Overview of Presentation

• Autosomal ectodermal dysplasia type 14 is caused by biallelic deleterious variants in TSPEAR, which encodes a protein of unknown function. 
• Hypodontia and conical-shaped teeth are the predominant features of ARED14 
• Missense variants perturb the beta propeller formed by several EAR domains in TSPEAR 
• Multiple founder variants in TSPEAR, originating at the end of the Last Glacial Maximum, are responsible for ARED14 in non-Finnish Europeans with up to 1 in 140 of these individuals being carriers for ARED14. 

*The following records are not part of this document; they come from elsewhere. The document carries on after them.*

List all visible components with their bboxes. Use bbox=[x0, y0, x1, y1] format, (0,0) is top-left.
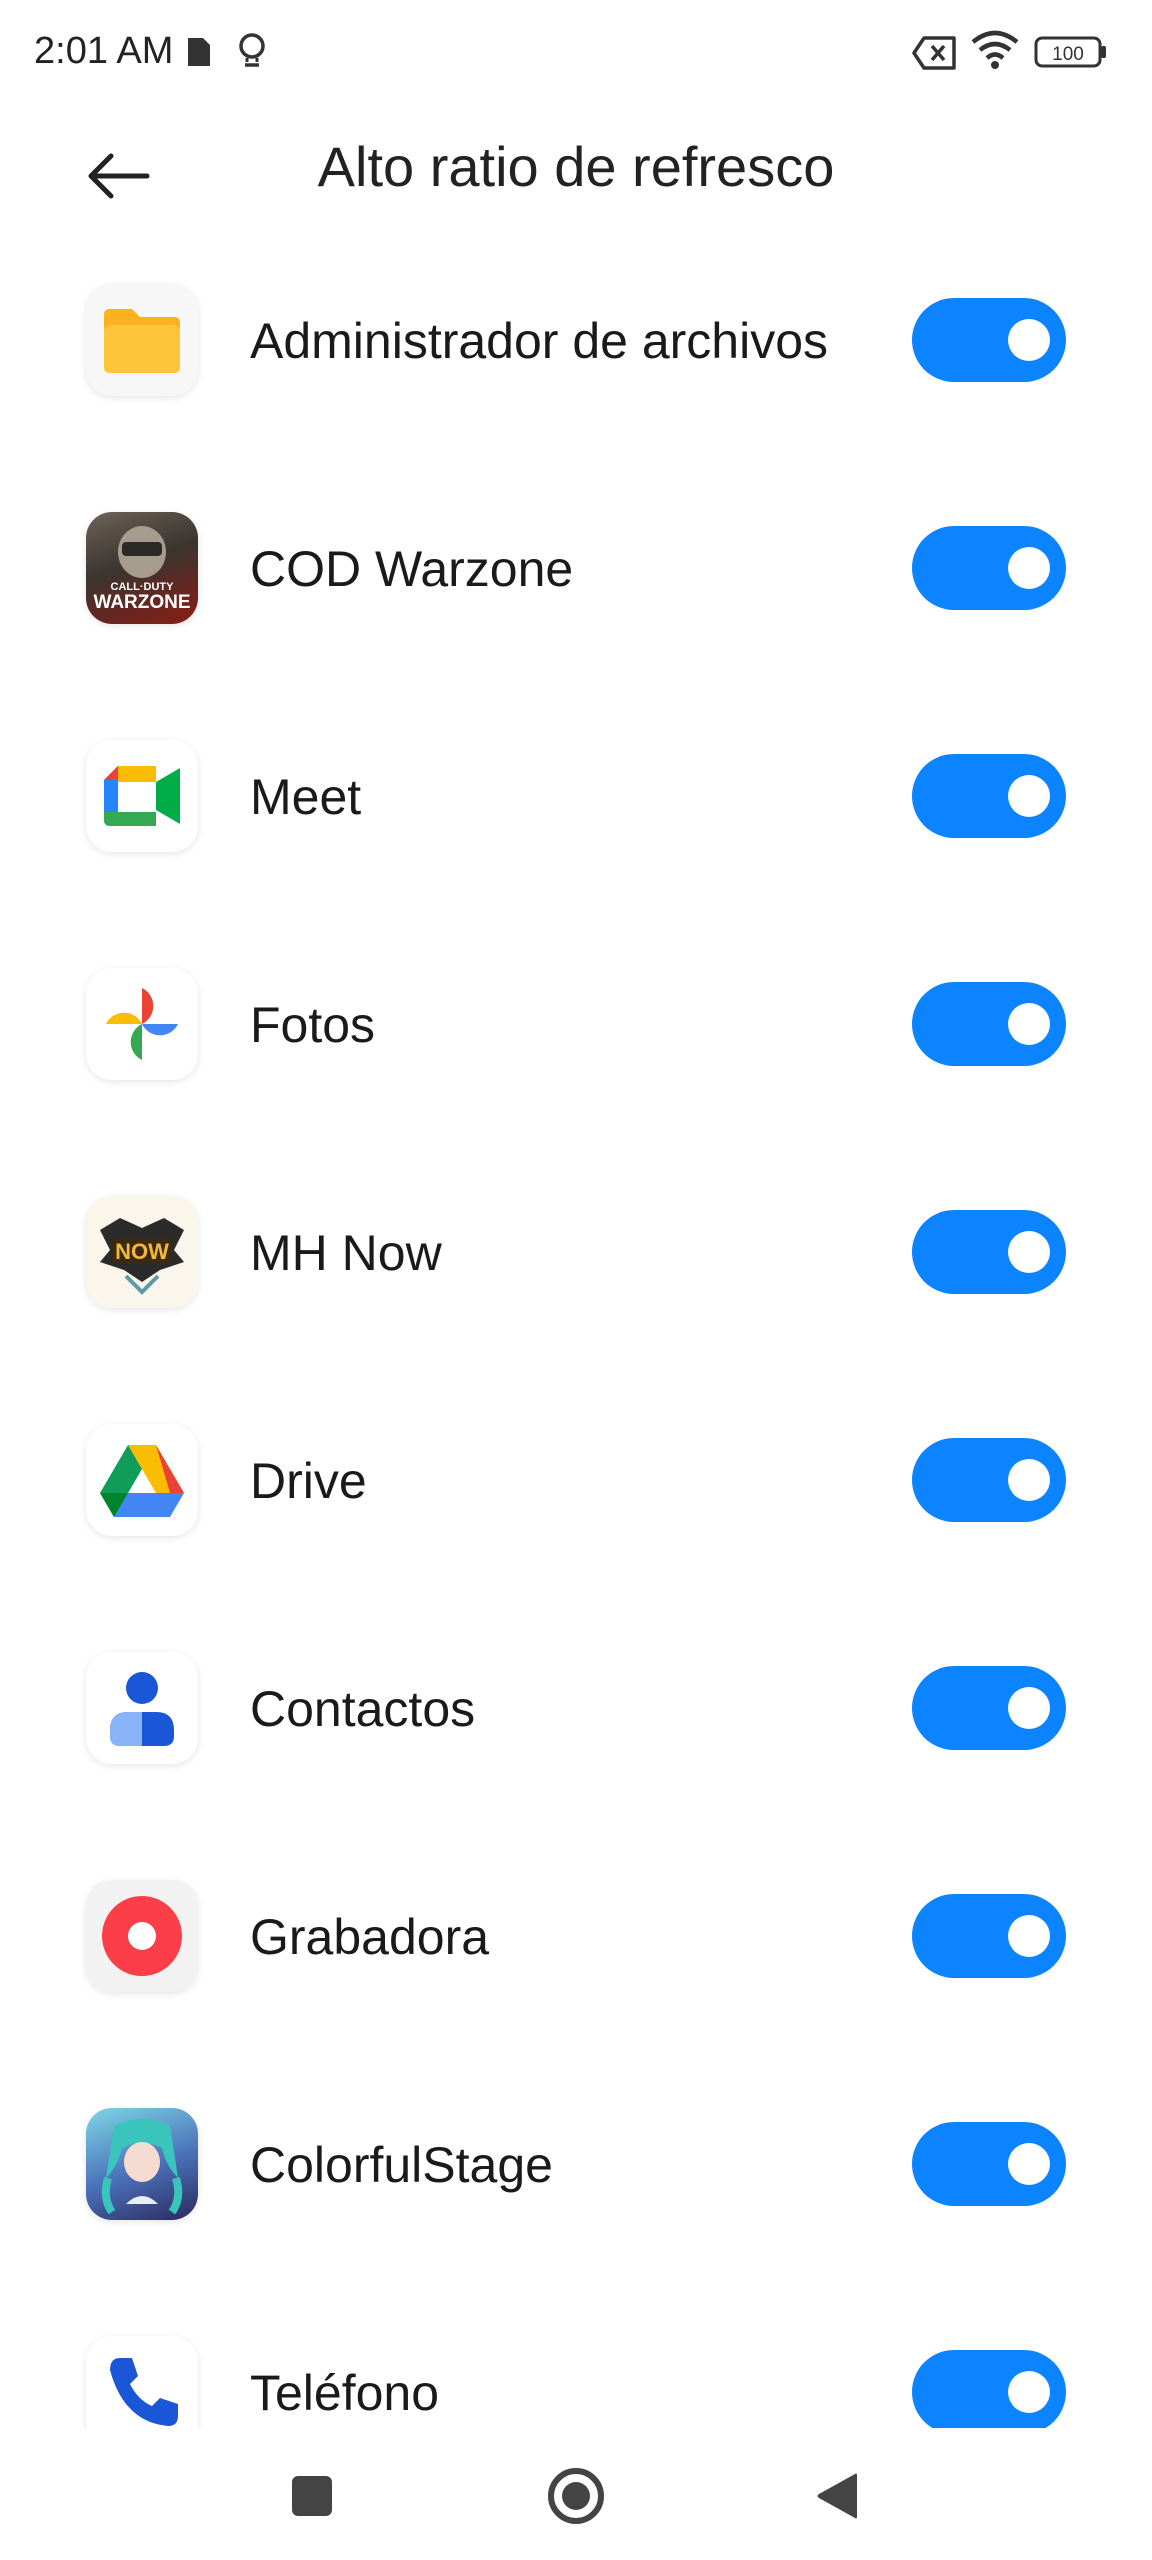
app-label: ColorfulStage bbox=[250, 2137, 553, 2193]
toggle-knob bbox=[1008, 1915, 1050, 1957]
contacts-icon bbox=[86, 1652, 198, 1764]
mh-now-icon: NOW bbox=[86, 1196, 198, 1308]
app-label: Contactos bbox=[250, 1681, 476, 1737]
toggle-knob bbox=[1008, 2371, 1050, 2413]
app-label: Fotos bbox=[250, 997, 376, 1053]
no-sim-icon bbox=[912, 36, 958, 75]
toggle-knob bbox=[1008, 319, 1050, 361]
recents-button[interactable] bbox=[272, 2458, 352, 2538]
app-label: COD Warzone bbox=[250, 541, 574, 597]
svg-text:NOW: NOW bbox=[115, 1239, 169, 1264]
recorder-icon bbox=[86, 1880, 198, 1992]
photos-pinwheel-icon bbox=[86, 968, 198, 1080]
toggle-knob bbox=[1008, 1231, 1050, 1273]
app-list[interactable]: Administrador de archivos CALL·DUTY WARZ… bbox=[0, 250, 1152, 2428]
wifi-icon bbox=[970, 30, 1020, 75]
toggle-knob bbox=[1008, 547, 1050, 589]
phone-icon bbox=[86, 2336, 198, 2428]
recents-square-icon bbox=[290, 2474, 334, 2523]
refresh-rate-toggle[interactable] bbox=[912, 1666, 1066, 1750]
refresh-rate-toggle[interactable] bbox=[912, 526, 1066, 610]
lightbulb-icon bbox=[236, 32, 268, 77]
app-label: Grabadora bbox=[250, 1909, 490, 1965]
refresh-rate-toggle[interactable] bbox=[912, 1438, 1066, 1522]
refresh-rate-toggle[interactable] bbox=[912, 1210, 1066, 1294]
toggle-knob bbox=[1008, 1687, 1050, 1729]
sim-card-icon bbox=[186, 36, 212, 73]
list-item: Fotos bbox=[0, 934, 1152, 1162]
header: Alto ratio de refresco bbox=[0, 110, 1152, 250]
app-label: Drive bbox=[250, 1453, 367, 1509]
list-item: Administrador de archivos bbox=[0, 250, 1152, 478]
folder-icon bbox=[86, 284, 198, 396]
meet-icon bbox=[86, 740, 198, 852]
refresh-rate-toggle[interactable] bbox=[912, 754, 1066, 838]
list-item: ColorfulStage bbox=[0, 2074, 1152, 2302]
svg-text:WARZONE: WARZONE bbox=[93, 592, 190, 613]
toggle-knob bbox=[1008, 1003, 1050, 1045]
back-triangle-icon bbox=[813, 2470, 859, 2527]
list-item: CALL·DUTY WARZONE COD Warzone bbox=[0, 478, 1152, 706]
battery-icon: 100 bbox=[1034, 36, 1108, 73]
home-circle-icon bbox=[546, 2466, 606, 2531]
refresh-rate-toggle[interactable] bbox=[912, 2122, 1066, 2206]
app-label: Teléfono bbox=[250, 2365, 440, 2421]
refresh-rate-toggle[interactable] bbox=[912, 2350, 1066, 2428]
refresh-rate-toggle[interactable] bbox=[912, 298, 1066, 382]
system-back-button[interactable] bbox=[796, 2458, 876, 2538]
navigation-bar bbox=[0, 2428, 1152, 2560]
status-bar: 2:01 AM 100 bbox=[0, 0, 1152, 110]
status-time: 2:01 AM bbox=[34, 30, 174, 72]
app-label: MH Now bbox=[250, 1225, 442, 1281]
home-button[interactable] bbox=[536, 2458, 616, 2538]
back-arrow-icon bbox=[85, 152, 151, 205]
battery-level: 100 bbox=[1052, 44, 1084, 65]
toggle-knob bbox=[1008, 1459, 1050, 1501]
refresh-rate-toggle[interactable] bbox=[912, 982, 1066, 1066]
refresh-rate-toggle[interactable] bbox=[912, 1894, 1066, 1978]
list-item: Teléfono bbox=[0, 2302, 1152, 2428]
drive-icon bbox=[86, 1424, 198, 1536]
toggle-knob bbox=[1008, 775, 1050, 817]
list-item: Drive bbox=[0, 1390, 1152, 1618]
list-item: Meet bbox=[0, 706, 1152, 934]
list-item: Contactos bbox=[0, 1618, 1152, 1846]
list-item: NOW MH Now bbox=[0, 1162, 1152, 1390]
back-button[interactable] bbox=[70, 130, 166, 226]
warzone-icon: CALL·DUTY WARZONE bbox=[86, 512, 198, 624]
colorful-stage-icon bbox=[86, 2108, 198, 2220]
app-label: Administrador de archivos bbox=[250, 313, 829, 369]
list-item: Grabadora bbox=[0, 1846, 1152, 2074]
page-title: Alto ratio de refresco bbox=[317, 135, 835, 198]
toggle-knob bbox=[1008, 2143, 1050, 2185]
app-label: Meet bbox=[250, 769, 362, 825]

• TSPEAR shows restricted expression to ectodermal placodes in keeping with its Drosophila ortholog, Closca, which is well known to coordinate extracellular matrix (ECM)-dependent signalling. 
• Knockout of TSPEAR orthologs in zebrafish recapitulates the human dental phenotype whilst also demonstrating a possible role for TSPEAR in WNT signalling in fin regeneration 
• TSPEAR’s macromolecular structure makes it a likely candidate for WNT ligand sequestration in the ECM.